Emmanuel Macron sur l'Europe : une tribune "creuse", du "blabla", pour Nadine Morano

Nadine Morano, députée européenne Les Républicains, réagit à la publication lundi soir d'une tribune d'Emmanuel Macron dans les colonnes de plusieurs titres de presse de l'Union européenne, 

Nadine Morano, lors de l\'université d\'été des Républicains à La Baule, le 1er septembre 2018.
Nadine Morano, lors de l'université d'été des Républicains à La Baule, le 1er septembre 2018. (SEBASTIEN SALOM GOMIS / AFP)

Le président Emmanuel Macron propose de "remettre à plat l'espace Schengen" afin de rétablir "la liberté en sécurité", dans une tribune publiée lundi soir dans plusieurs médias de l'Union européenne. "Elle est tellement creuse" cette tribune, réagit sur franceinfo Nadine Morano, députée européenne Les Républicains. "Ce sont des mots, c'est du blabla." "Je ne suis absolument pas pour l'effacement de la France, explique-t-elle.

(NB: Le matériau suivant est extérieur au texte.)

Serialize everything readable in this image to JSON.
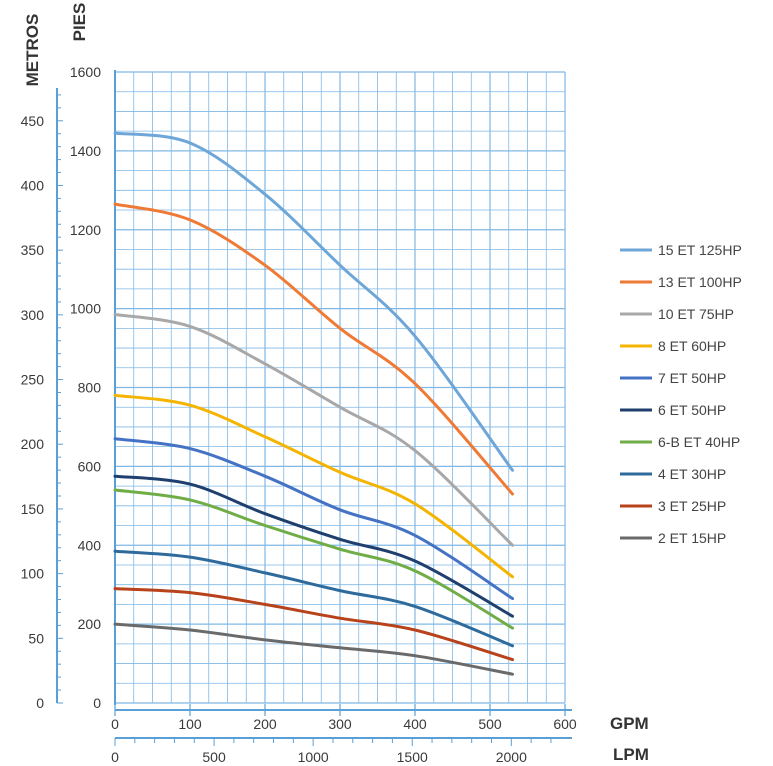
{
  "chart_data": {
    "type": "line",
    "axes": {
      "pies_label": "PIES",
      "metros_label": "METROS",
      "gpm_label": "GPM",
      "lpm_label": "LPM",
      "pies_ticks": [
        0,
        200,
        400,
        600,
        800,
        1000,
        1200,
        1400,
        1600
      ],
      "metros_ticks": [
        0,
        50,
        100,
        150,
        200,
        250,
        300,
        350,
        400,
        450
      ],
      "gpm_ticks": [
        0,
        100,
        200,
        300,
        400,
        500,
        600
      ],
      "lpm_ticks": [
        0,
        500,
        1000,
        1500,
        2000
      ],
      "ylim_pies": [
        0,
        1600
      ],
      "ylim_metros": [
        0,
        487.7
      ],
      "xlim_gpm": [
        0,
        600
      ],
      "xlim_lpm": [
        0,
        2271
      ],
      "grid": true
    },
    "legend_position": "right",
    "x_gpm": [
      0,
      100,
      200,
      300,
      400,
      530
    ],
    "series": [
      {
        "name": "15 ET 125HP",
        "color": "#6ea6d8",
        "values": [
          1445,
          1420,
          1290,
          1110,
          930,
          590
        ]
      },
      {
        "name": "13 ET 100HP",
        "color": "#ef7a35",
        "values": [
          1265,
          1225,
          1110,
          950,
          810,
          530
        ]
      },
      {
        "name": "10 ET 75HP",
        "color": "#a8a8a8",
        "values": [
          985,
          955,
          860,
          750,
          640,
          400
        ]
      },
      {
        "name": "8 ET 60HP",
        "color": "#f4b400",
        "values": [
          780,
          755,
          675,
          585,
          505,
          320
        ]
      },
      {
        "name": "7 ET 50HP",
        "color": "#4472c4",
        "values": [
          670,
          645,
          575,
          490,
          425,
          265
        ]
      },
      {
        "name": "6 ET 50HP",
        "color": "#1f3f6e",
        "values": [
          575,
          555,
          480,
          415,
          360,
          220
        ]
      },
      {
        "name": "6-B ET 40HP",
        "color": "#70ad47",
        "values": [
          540,
          515,
          450,
          390,
          335,
          190
        ]
      },
      {
        "name": "4 ET 30HP",
        "color": "#2e6b9c",
        "values": [
          385,
          370,
          330,
          285,
          245,
          145
        ]
      },
      {
        "name": "3 ET 25HP",
        "color": "#b8421a",
        "values": [
          290,
          280,
          250,
          215,
          185,
          110
        ]
      },
      {
        "name": "2 ET 15HP",
        "color": "#6a6a6a",
        "values": [
          200,
          185,
          160,
          140,
          120,
          73
        ]
      }
    ]
  }
}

Emmanuel Macron s'adresse aux citoyens de l'Europe, moi je m'adresse aux Français pour une France forte, dans une Europe forte."

Dans cette tribune le mot France n'apparaît qu'une seule fois. C'est le macronisme, la France doit s'effacer dans ce fédéralisme européen.Nadine Moranoà franceinfo

Dans cette tribune, Emmanuel Macron propose de faire un grand débat. "Il ne sait que débattre, jamais décider, trancher, il passe à côté des vrais problèmes." "Lorsqu'il parle des frontières, il oublie de dire que la police de frontières ça existe déjà, ça s'appelle Frontex, et que le budget nous l'avons passé à plus de 320 millions d'euros."

Des mois que Raffarin "joue en Macronie"

Enfin Nadine Morano se réjouit que Jean-Pierre Raffarin "ait enfin clarifié sa position". L'ancien Premier ministre a annoncé qu'il soutiendra Emmanuel Macron et son programme en vue des élections européennes. "Cela fait des mois qu'il joue en Macronie. M. Raffarin a besoin d'être dans les petits papiers du président et je déplore que pour cela il accepte des propositions creuses qui ne lui ressemblent pas et le chaos dans lequel se trouve la France aujourd'hui." Pour les élections européennes, "je serai candidate et quand je lis sa tribune, encore deux fois plus."